Talentos da dança

Vamos falar de arte! E para isso trazemos quatro histórias que mostram o quanto a dança é um elemento transformador. Artistas regionais contam suas trajetórias no ballet e a relação com a dança.

 

A dança surge de uma necessidade natural do homem em manifestar-se por meio do movimento do corpo. Ela é capaz de comunicar e exprimir sentimentos sem a necessidade de palavras.

Foi uma das primeiras formas de expressão da humanidade. O homem primitivo usava a dança como manifestação de sua expressão evolutiva. Depois dela vieram a música, fala articulada e enfim a expressão gráfica.

Ao longo da nossa evolução a dança se tornou cada vez mais presente na sociedade e a ela foram agregados outros elementos das artes como a música e a poesia. Desta fusão nasce o ballet.

O ballet clássico tem suas origens nas cortes da Itália, no período renascentista. Surgiu como uma forma de apresentação que envolvia atuação e movimentos para dar vida às histórias contadas. Chegou ao Brasil no início do século XX, com a vinda de professores e bailarinos, principalmente de nacionalidade russa. Aos poucos estes professores formaram as primeiras gerações de artistas e bailarinos brasileiros, dando assim, origem aos primeiros grupos e companhias de dança.

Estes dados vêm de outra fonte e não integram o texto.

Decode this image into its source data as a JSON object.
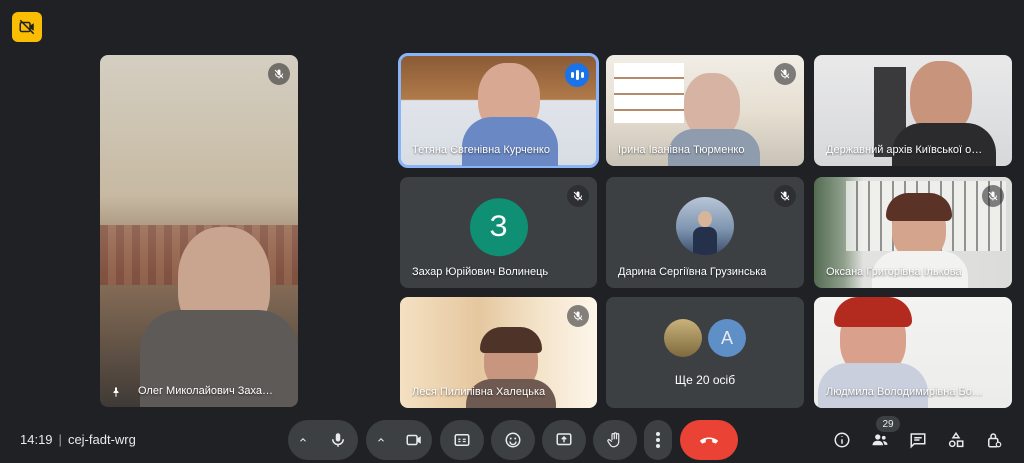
{
  "participants": {
    "pinned": {
      "name": "Олег Миколайович Заха…"
    },
    "tile1": {
      "name": "Тетяна Євгенівна Курченко"
    },
    "tile2": {
      "name": "Ірина Іванівна Тюрменко"
    },
    "tile3": {
      "name": "Державний архів Київської о…"
    },
    "tile4": {
      "name": "Захар Юрійович Волинець",
      "initial": "З"
    },
    "tile5": {
      "name": "Дарина Сергіївна Грузинська"
    },
    "tile6": {
      "name": "Оксана Григорівна Ількова"
    },
    "tile7": {
      "name": "Леся Пилипівна Халецька"
    },
    "tile8": {
      "more_label": "Ще 20 осіб",
      "initial": "А"
    },
    "tile9": {
      "name": "Людмила Володимирівна Бо…"
    }
  },
  "meeting": {
    "time": "14:19",
    "code": "cej-fadt-wrg"
  },
  "people_count": "29",
  "colors": {
    "accent": "#8ab4f8",
    "end_call": "#ea4335",
    "record": "#fbbc04",
    "avatar_green": "#0f8f73",
    "avatar_blue": "#5f8fc7"
  }
}
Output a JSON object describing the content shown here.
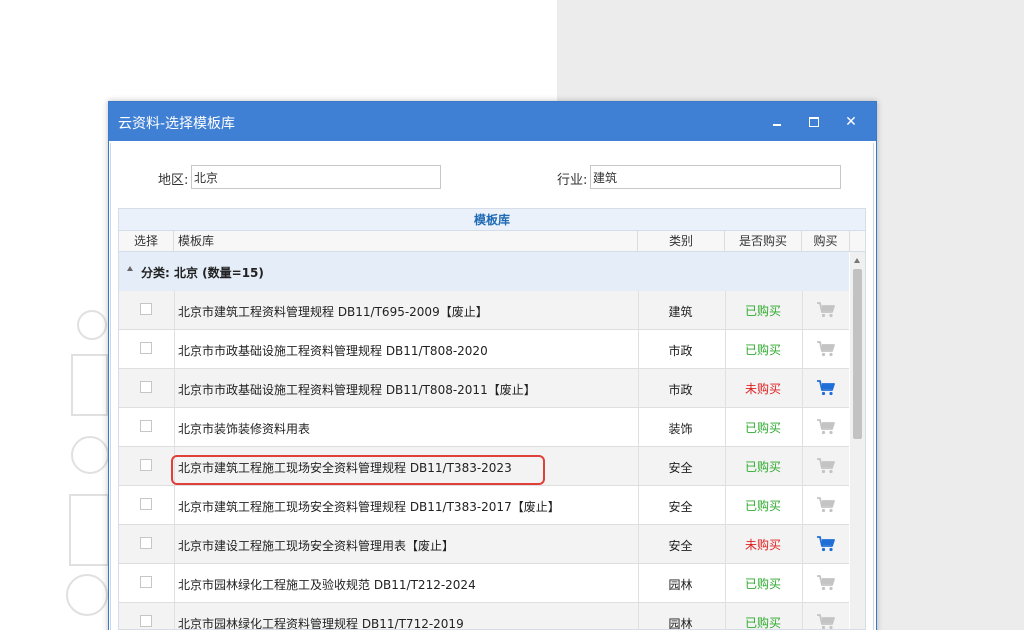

De lá para cá a dança se popularizou por todo o mundo, influenciou uma série de outros estilos e também se modernizou com o passar dos anos.
Quando pensamos em ballet é natural que nos lembremos de imediato dos grandes palcos, dos grandes teatros. A verdade é que estamos longe dos grandes centros e aqui a dança continua viva por conta do empenho e dedicação de profissionais e bailarinos que amam o que fazem.

Marina Gregolin, Fabiane Ortega Ricci, Rosânia Gonçalves e Guilherme Nunes são exemplos de que não existem limites para quem corre atrás de seus objetivos. Eles propagam arte por onde passam e provam que é possível trilhar um caminho de sucesso na dança.

O que une essas quatro histórias é a vocação que cada um deles sentia desde pequenos para a dança. Foi através do esforço que esses bailarinos alcançaram o sonho de se apresentarem em diversos palcos.

A grande verdade por trás das coxias é que o ballet profissional exige anos de dedicação psicológica e corporal, além de um treinamento, por vezes exaustivo. Apesar de ser uma manifestação artística esses artistas são verdadeiros atletas, dispostos a passar adiante todo o conhecimento adquirido ao longo dos anos.

UMA VIDA DE DEDICAÇÃO
O contato com a arte sempre foi natural na vida de Rosânia Gonçalves, a tupãense é uma das figuras mais conhecidas da dança por toda a Alta Paulista e especialmente em Adamantina onde vive há quase 40 anos. Quando criança estudava piano no renomado Conservatório Villa Lobos de Tupã e foi lá, aos 12 anos de idade, onde deu seus primeiros passos no ballet.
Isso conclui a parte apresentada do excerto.